Experiencing growth makes me happy. Over the years, I came to realise the important role the basic idea of growth plays in my life.
There are many different ways in which we can grow. We can grow financially by increasing our wealth, or grow materially by accumulating things. We can grow physically by becoming stronger and fitter, or grow in status by acquiring accolades, followers, likes and clicks. We can grow our expertise and become more skilled. We can grow intellectually by acquiring knowledge and expanding our mental capacity, or we can grow spiritually by attaining higher consciousness and insight. I'm sure you can think of many other ways you can grow as a person.
Maybe experiencing growth makes us happy because growth is a key characteristic of life itself. Thus, growing makes us feel alive.

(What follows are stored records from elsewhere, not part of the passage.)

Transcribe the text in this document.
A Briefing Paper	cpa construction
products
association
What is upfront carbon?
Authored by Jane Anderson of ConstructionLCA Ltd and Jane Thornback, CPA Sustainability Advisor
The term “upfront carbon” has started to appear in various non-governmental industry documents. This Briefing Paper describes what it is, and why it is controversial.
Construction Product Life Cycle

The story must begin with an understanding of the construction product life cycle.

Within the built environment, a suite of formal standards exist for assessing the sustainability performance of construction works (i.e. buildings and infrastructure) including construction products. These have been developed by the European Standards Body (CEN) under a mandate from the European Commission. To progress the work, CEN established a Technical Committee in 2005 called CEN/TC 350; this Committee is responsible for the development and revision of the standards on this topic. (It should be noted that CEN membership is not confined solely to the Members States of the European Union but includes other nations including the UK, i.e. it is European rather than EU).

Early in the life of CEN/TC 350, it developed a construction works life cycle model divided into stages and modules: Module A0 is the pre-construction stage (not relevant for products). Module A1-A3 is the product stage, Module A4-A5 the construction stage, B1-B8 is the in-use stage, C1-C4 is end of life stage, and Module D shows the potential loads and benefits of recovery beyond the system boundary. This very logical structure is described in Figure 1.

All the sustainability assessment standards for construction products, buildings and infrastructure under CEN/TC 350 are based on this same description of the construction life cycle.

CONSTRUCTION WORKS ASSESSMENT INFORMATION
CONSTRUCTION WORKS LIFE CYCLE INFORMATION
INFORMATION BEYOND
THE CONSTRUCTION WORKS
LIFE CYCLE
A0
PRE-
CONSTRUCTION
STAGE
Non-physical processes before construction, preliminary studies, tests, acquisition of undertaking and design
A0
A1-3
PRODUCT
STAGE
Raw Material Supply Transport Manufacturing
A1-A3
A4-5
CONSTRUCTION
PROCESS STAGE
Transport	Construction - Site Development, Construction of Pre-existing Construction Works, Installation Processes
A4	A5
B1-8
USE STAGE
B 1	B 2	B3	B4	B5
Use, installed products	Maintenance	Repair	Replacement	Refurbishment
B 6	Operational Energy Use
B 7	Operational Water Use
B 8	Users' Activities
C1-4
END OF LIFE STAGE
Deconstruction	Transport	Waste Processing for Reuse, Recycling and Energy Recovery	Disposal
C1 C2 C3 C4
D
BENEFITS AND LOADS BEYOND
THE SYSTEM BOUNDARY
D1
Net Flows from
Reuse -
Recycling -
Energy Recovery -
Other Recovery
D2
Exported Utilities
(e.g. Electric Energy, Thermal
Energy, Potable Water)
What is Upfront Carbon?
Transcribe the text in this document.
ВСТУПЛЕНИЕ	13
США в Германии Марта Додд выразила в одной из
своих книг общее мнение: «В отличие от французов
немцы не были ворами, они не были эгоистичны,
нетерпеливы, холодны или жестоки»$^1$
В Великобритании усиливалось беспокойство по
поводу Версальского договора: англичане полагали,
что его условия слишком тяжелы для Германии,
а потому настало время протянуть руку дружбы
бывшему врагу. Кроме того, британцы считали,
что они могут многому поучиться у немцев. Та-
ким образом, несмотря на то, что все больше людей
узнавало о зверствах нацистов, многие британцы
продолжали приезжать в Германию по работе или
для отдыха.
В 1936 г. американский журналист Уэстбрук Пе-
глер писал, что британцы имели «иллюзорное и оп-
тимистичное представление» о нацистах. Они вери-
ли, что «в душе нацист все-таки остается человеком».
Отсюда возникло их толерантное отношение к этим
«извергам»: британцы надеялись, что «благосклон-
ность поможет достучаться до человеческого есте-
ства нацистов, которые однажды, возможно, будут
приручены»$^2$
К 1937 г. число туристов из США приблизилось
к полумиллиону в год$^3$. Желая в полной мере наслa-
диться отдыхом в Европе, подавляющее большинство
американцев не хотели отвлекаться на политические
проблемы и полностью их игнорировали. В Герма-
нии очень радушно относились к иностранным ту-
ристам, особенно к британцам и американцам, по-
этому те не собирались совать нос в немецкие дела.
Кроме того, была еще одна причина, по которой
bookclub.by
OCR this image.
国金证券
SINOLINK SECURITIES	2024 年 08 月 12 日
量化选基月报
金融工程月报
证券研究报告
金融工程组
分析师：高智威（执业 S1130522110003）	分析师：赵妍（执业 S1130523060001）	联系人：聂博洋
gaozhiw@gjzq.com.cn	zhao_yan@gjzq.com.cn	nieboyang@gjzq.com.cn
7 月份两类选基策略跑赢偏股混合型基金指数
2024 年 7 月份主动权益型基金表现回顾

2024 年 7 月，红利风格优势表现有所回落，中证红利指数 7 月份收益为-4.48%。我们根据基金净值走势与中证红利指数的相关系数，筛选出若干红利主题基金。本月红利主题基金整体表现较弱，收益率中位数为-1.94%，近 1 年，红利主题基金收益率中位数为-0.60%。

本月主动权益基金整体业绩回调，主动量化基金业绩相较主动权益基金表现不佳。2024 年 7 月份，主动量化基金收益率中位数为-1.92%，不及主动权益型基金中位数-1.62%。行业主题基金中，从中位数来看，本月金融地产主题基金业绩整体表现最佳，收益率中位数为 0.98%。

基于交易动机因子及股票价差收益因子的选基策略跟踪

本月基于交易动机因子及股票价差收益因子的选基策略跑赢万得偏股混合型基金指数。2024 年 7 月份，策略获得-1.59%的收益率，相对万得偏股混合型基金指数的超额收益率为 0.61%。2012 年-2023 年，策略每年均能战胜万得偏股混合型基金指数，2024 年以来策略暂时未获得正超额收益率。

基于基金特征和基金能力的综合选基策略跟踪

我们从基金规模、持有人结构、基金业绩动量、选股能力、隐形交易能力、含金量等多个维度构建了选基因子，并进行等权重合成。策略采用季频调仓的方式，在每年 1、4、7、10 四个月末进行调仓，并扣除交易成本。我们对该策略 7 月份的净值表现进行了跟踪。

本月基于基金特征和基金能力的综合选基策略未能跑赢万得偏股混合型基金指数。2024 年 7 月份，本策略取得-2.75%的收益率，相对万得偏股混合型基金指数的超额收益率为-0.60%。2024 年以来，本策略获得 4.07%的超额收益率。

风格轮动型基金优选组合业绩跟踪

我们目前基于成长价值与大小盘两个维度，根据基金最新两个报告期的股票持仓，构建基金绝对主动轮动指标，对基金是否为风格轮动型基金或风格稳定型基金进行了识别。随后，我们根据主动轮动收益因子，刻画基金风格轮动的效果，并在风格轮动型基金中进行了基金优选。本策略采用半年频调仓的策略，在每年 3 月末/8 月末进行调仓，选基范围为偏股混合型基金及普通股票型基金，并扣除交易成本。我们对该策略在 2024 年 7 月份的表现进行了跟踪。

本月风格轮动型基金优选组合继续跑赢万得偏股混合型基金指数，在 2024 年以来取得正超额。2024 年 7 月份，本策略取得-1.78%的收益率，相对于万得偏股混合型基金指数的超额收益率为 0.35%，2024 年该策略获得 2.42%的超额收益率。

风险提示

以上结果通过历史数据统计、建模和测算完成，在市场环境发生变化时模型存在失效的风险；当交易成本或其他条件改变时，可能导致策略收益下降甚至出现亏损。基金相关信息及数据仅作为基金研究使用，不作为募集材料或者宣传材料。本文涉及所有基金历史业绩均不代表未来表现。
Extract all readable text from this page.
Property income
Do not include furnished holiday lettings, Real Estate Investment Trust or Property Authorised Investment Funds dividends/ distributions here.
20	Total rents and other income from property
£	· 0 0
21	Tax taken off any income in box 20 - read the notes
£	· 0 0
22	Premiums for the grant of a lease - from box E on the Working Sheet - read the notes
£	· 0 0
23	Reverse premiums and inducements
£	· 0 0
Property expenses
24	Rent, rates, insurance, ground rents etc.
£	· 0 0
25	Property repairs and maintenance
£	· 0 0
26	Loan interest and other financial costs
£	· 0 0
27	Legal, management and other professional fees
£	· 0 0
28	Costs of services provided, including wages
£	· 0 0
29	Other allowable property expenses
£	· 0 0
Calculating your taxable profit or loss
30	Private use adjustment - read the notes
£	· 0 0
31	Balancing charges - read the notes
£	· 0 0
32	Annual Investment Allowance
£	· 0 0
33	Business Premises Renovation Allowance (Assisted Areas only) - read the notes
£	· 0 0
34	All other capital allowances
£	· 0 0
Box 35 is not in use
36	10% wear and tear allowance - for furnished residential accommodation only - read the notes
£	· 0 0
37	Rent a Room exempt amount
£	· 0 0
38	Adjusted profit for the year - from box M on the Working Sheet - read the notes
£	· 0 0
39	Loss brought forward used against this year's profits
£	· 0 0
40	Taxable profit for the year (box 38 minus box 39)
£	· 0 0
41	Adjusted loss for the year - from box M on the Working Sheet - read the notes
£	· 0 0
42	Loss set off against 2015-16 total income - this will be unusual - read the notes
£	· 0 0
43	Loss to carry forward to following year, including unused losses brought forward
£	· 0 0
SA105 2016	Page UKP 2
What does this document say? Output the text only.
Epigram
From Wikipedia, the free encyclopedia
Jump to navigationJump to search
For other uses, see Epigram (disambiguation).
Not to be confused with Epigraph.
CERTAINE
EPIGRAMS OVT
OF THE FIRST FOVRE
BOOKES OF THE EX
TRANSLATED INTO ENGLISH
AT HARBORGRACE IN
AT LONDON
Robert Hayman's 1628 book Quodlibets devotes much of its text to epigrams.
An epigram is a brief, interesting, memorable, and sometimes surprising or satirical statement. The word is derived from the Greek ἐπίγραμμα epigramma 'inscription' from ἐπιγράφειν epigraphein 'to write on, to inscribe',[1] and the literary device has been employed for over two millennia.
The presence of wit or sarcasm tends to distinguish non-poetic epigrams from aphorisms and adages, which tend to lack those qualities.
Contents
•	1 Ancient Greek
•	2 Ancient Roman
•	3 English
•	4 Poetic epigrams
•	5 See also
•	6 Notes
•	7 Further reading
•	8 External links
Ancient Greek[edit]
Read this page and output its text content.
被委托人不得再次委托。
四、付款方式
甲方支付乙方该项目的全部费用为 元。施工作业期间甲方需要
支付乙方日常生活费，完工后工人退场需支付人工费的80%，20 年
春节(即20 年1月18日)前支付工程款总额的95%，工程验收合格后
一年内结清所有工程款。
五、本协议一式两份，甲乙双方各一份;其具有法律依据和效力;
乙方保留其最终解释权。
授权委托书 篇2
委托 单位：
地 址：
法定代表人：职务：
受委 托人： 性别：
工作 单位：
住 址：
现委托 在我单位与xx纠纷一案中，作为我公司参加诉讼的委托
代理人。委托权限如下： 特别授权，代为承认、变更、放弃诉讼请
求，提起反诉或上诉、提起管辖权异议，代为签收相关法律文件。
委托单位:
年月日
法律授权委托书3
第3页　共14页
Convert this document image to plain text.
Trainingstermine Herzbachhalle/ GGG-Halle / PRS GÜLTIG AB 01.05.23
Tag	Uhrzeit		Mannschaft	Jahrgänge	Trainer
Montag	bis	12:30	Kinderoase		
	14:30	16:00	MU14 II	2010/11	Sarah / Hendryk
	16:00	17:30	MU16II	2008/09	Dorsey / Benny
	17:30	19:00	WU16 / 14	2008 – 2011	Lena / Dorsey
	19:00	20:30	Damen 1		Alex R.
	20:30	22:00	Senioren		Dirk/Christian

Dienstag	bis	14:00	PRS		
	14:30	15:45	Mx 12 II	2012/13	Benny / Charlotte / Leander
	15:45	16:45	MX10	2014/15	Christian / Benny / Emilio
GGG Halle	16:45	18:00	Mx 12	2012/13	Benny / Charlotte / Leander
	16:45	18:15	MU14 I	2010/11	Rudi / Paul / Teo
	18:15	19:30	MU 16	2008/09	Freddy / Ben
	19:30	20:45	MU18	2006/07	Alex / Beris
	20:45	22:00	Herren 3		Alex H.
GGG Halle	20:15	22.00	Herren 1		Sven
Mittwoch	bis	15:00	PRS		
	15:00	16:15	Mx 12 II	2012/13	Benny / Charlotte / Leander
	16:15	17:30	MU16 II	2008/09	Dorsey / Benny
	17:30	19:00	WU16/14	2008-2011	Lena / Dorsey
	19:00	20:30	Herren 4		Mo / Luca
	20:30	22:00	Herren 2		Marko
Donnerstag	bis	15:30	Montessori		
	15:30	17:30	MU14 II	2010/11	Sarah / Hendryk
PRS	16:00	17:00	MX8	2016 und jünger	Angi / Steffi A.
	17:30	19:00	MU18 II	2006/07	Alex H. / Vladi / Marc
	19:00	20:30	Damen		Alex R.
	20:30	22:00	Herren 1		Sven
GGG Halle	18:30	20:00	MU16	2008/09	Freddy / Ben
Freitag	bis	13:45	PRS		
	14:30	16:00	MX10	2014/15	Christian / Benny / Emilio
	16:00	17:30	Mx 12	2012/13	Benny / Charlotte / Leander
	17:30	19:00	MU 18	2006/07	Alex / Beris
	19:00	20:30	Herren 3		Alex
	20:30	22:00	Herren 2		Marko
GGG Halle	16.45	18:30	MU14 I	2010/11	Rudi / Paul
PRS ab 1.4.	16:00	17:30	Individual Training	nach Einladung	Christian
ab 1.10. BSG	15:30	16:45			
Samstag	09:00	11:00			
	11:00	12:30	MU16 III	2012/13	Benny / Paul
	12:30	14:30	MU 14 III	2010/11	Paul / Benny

So, here's the question: Which type of growth do you focus on? Which type of growth feels nourishing and is most likely to create a lasting feeling of fullfillment and contentment? Maybe certain types of growth feel more satisfying at different stages throughout our lives than others.
There can be trade-offs. Growing materially can mean sticking to a career that leaves little room for intellectual growth. On the other hand, growing your skills may require a time commitment that's hampering the growth of social ties.
There can also be lucky breaks. Sometimes, unexpected growth can come off the back of growth in another area. Take the artist who attracts financial reward as a by-product of focusing on their artistic growth.
If you're faced with a big life decision, try approaching it from a personal growth perspective. What opportunities for growth lie in the different options? And where do you want to grow? What type of growth is serving your long-term happiness and wellbeing the most?
If you're dissatisfied with any aspect of your professional or personal life, checking where your growth currently resides can be helpful. Sometimes, simply becoming aware of the growth that's already taking place, possibly in unexpected areas, can be enough to shift our attitude towards the situation. Other times, we realise that action is needed to align our efforts with where we truly seek to grow.